Sammy geht shoppen!

15. Juni 2011, geschrieben von Anja Neuhausen

Mal ehrlich: Wenn ich Geld ausgebe, dann am allerliebsten für meine Hundis. Für mich gibt's nichts Schöneres, als durch den Fressnapf zu schlendern und den Einkaufswagen zu füllen. Im Prinzip könnte ich dort mein Monatsgehalt eigentlich immer schon zum nächsten Ersten überweisen - und dann im Hundeschlaraffenland shoppen, shoppen und shoppen.
So wandert allerdings auch immer wieder einiges in die Tüte, was wir nicht unbedingt brauchen. Ob die Zwei nun wirklich noch einmal ein Gummischwein, eine neue Frisbee-Scheibe oder noch einen Snackball gebraucht hätten - nun gut. Aber gefreut haben sie sich trotzdem. Und somit ich mich auch! Neulich hatten wir aber mal eine wirklich wichtige Mission. Unser kleiner Hundeherr ist nämlich aus seinem Brustgeschirr rausgewachsen! Es schien schon reichlich eng, und der Tierarzt meinte nun auch: Zeit für ein Neues! Unser Sammy wächst und wächst und wächst... so rasend schnell. Also ab in den Laden.

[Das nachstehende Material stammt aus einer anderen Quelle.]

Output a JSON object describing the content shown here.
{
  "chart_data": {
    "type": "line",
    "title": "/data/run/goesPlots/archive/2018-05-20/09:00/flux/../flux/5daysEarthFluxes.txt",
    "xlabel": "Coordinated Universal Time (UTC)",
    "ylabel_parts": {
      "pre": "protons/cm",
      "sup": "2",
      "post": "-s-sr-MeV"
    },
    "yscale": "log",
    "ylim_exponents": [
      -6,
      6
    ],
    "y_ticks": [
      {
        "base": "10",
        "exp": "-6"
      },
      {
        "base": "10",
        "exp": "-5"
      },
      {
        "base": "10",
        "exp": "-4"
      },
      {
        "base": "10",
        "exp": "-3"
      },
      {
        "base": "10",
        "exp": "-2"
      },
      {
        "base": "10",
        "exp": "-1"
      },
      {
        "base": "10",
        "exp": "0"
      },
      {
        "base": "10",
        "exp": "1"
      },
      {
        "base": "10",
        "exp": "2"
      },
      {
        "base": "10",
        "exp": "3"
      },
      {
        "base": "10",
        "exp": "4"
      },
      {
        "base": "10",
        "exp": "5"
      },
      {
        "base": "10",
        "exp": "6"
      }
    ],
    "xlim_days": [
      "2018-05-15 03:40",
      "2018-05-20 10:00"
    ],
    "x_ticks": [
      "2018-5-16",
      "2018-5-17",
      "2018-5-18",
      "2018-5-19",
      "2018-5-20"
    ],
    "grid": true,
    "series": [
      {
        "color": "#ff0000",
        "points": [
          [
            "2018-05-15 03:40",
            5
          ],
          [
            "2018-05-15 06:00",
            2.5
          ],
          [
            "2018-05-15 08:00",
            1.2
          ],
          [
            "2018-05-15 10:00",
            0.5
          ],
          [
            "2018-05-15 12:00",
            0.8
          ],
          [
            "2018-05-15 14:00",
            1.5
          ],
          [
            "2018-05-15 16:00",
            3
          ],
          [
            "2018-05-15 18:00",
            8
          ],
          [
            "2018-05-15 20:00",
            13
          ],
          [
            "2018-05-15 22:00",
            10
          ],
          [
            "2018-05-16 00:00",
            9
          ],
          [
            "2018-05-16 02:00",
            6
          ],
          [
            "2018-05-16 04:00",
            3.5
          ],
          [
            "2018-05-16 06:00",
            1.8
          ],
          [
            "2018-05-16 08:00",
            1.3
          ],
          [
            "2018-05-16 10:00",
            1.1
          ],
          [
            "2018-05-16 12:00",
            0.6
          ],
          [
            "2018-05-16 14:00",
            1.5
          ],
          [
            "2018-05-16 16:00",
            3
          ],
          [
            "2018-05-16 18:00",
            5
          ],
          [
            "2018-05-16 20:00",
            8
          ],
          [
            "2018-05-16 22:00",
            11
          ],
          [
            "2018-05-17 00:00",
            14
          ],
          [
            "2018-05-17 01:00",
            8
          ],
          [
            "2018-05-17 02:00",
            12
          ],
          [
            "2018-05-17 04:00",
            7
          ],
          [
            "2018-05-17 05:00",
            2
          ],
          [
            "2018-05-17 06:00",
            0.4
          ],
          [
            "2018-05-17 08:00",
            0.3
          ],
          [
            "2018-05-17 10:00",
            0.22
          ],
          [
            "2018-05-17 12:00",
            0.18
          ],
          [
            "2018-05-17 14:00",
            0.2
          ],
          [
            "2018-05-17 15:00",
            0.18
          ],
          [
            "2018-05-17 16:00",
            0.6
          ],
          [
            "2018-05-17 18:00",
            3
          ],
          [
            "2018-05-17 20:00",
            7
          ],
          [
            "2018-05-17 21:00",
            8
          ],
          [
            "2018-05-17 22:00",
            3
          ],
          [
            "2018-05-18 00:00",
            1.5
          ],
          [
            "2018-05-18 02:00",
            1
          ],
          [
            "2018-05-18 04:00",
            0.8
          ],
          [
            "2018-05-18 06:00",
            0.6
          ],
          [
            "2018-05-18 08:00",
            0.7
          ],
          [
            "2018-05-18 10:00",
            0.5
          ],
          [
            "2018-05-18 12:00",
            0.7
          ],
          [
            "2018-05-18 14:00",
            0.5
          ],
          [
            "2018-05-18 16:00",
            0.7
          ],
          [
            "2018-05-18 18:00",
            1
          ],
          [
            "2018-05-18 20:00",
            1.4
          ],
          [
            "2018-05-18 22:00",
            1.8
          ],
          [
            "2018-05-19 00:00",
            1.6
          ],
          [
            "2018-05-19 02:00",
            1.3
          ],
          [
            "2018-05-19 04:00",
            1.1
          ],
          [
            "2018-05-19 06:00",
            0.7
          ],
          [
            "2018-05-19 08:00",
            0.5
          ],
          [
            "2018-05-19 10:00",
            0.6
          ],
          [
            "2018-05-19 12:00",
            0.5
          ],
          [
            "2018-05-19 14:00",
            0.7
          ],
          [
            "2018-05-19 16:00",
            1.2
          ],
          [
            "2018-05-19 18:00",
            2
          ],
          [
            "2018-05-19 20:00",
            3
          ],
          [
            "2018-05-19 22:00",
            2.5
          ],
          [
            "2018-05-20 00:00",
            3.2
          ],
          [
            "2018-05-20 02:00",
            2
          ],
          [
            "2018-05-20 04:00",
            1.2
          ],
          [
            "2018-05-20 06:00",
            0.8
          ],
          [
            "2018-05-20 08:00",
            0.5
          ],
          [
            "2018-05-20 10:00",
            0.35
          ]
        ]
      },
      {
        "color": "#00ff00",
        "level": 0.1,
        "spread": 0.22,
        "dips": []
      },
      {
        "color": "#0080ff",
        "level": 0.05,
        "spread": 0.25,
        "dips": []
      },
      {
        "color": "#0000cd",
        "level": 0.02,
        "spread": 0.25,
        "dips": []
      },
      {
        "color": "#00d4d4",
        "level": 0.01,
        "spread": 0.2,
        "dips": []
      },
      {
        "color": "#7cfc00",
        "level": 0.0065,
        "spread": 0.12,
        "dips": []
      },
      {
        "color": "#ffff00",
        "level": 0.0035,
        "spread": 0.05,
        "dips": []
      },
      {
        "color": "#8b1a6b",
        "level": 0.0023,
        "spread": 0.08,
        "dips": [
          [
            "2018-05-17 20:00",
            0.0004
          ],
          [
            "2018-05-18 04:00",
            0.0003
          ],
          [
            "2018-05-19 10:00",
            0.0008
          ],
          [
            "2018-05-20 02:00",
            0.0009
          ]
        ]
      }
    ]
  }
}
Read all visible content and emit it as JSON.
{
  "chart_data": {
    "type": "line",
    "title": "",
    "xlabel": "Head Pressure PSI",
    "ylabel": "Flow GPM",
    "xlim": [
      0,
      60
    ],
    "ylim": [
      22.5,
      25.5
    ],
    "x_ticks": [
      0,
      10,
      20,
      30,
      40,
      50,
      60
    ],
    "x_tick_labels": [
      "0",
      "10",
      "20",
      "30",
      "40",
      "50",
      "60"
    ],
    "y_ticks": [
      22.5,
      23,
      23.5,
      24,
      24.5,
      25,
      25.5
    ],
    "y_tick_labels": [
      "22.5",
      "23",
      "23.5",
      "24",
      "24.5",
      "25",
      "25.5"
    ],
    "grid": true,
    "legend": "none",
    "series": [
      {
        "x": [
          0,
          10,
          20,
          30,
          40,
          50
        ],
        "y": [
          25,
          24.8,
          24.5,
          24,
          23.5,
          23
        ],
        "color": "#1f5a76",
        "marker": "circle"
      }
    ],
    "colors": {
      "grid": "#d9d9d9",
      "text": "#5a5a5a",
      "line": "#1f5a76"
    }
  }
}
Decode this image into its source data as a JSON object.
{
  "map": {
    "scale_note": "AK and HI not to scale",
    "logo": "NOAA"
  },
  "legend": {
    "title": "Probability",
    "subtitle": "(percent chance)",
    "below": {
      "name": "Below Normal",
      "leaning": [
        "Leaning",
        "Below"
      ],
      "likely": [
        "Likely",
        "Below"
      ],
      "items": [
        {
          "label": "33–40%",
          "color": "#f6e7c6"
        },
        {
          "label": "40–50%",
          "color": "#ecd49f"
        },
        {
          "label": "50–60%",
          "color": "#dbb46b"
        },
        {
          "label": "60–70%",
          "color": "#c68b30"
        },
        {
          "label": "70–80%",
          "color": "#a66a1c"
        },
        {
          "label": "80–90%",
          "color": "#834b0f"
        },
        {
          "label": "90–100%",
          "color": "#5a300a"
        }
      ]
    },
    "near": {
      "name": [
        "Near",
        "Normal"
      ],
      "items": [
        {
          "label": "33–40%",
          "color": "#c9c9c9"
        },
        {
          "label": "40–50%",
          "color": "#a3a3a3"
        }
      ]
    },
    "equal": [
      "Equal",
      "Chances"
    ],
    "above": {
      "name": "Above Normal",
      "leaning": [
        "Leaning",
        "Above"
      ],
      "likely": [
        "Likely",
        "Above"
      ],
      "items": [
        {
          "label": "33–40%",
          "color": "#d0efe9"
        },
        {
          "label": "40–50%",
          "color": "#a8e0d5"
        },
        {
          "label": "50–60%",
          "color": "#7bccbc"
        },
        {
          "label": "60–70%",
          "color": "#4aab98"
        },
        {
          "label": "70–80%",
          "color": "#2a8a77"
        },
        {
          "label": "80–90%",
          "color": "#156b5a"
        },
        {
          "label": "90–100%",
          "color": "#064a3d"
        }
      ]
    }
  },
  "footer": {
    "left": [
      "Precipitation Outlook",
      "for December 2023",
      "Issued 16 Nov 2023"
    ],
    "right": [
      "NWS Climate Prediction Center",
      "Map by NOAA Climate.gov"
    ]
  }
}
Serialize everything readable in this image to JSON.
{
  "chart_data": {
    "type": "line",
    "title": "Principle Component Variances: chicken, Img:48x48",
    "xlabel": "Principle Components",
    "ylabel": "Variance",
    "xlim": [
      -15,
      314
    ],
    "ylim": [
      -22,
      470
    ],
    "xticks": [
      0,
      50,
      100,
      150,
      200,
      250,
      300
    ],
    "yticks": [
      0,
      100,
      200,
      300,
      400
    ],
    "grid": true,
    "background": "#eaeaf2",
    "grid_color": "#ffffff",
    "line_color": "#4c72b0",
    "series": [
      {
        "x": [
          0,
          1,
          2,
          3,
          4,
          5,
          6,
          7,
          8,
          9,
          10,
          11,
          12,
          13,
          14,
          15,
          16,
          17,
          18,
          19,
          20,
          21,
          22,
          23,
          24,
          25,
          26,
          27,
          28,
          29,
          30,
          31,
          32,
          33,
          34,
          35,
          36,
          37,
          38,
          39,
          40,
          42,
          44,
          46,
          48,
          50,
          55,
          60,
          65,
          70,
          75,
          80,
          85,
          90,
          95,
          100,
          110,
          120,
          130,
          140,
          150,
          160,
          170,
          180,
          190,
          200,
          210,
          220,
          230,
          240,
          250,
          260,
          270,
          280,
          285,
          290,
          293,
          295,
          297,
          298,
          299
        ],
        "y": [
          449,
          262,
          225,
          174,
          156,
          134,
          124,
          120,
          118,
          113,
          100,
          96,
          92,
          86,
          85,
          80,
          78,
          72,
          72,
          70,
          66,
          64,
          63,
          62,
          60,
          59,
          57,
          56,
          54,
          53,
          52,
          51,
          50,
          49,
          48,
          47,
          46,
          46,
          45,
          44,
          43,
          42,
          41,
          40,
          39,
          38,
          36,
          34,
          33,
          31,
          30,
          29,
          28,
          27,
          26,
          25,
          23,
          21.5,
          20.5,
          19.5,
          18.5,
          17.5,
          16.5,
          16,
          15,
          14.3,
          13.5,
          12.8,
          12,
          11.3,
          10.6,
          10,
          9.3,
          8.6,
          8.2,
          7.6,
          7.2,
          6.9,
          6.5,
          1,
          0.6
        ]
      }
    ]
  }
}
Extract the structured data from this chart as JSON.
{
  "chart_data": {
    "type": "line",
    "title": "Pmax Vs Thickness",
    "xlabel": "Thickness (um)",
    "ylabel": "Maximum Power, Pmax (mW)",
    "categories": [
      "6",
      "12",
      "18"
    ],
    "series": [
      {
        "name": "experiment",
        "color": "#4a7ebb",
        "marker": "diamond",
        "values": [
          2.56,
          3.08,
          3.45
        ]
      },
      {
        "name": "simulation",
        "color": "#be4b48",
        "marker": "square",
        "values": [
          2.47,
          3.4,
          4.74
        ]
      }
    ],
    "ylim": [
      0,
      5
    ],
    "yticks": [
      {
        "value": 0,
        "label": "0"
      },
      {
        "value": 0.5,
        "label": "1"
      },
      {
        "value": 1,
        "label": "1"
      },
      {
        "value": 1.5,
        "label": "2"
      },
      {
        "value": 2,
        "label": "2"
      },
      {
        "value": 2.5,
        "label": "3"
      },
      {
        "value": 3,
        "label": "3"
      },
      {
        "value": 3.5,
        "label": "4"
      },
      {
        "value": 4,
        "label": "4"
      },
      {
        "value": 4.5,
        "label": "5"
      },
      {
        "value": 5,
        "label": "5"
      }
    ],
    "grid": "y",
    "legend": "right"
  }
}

Hier mussten wir fest stellen, dass die Einkaufsinteressen zwischen Frauchen und Sammy doch relativ verschieden sind. Sammy drängt es immer mehr zu den offenen Leckerlis, um verbotener Weise im Vorbeigehen eines zu stibitzen, und zu den Kausachen, wo verführerisch duftend die Ochsenziemer und Schweineohren lagern. Dieses Mal mussten wir aber in die Halsbänder- und Leinenabteilung. Wie doof! Sammy hat sich erstmal protestierend hingeschmissen. Das erste Geschirr, das wir probierten, ließ er sich ja noch eingehen. Passte aber nicht. Beim zweiten war er schon etwas ungeduldiger. Gefiel mir aber nicht (lila Geschirr für einen Rüden? Nee, doch nicht das Richtige!). Also noch drei, vier Teile probiert, und unser Sam guckte sich schon immer um, was er nun alles anstellen könnte, um dieser stinklangweiligen Probiererei zu entkommen. Es half aber alles nichts - und schließlich fanden wir ein wirklich todschickes, funktionales blaues Geschirr, das Sammy wie auf den Leib geschneidert ist und auch höchsten Frauchen-Ansprüchen gerecht wird.
Ja, und wir einigten uns danach noch auf einen Deal. Während Frauchen zahlte, durfte Sam den im Fressnapf-Markt stets gut gefüllten Napf ausgiebig... ääääh... inspizieren... ääääääh... der dann anschließend leider.... ääääääääääh.... nicht mehr ganz so voll war. Wir sind dann schnell heim. Mit neuem Geschirr und vollem Hundebauchi!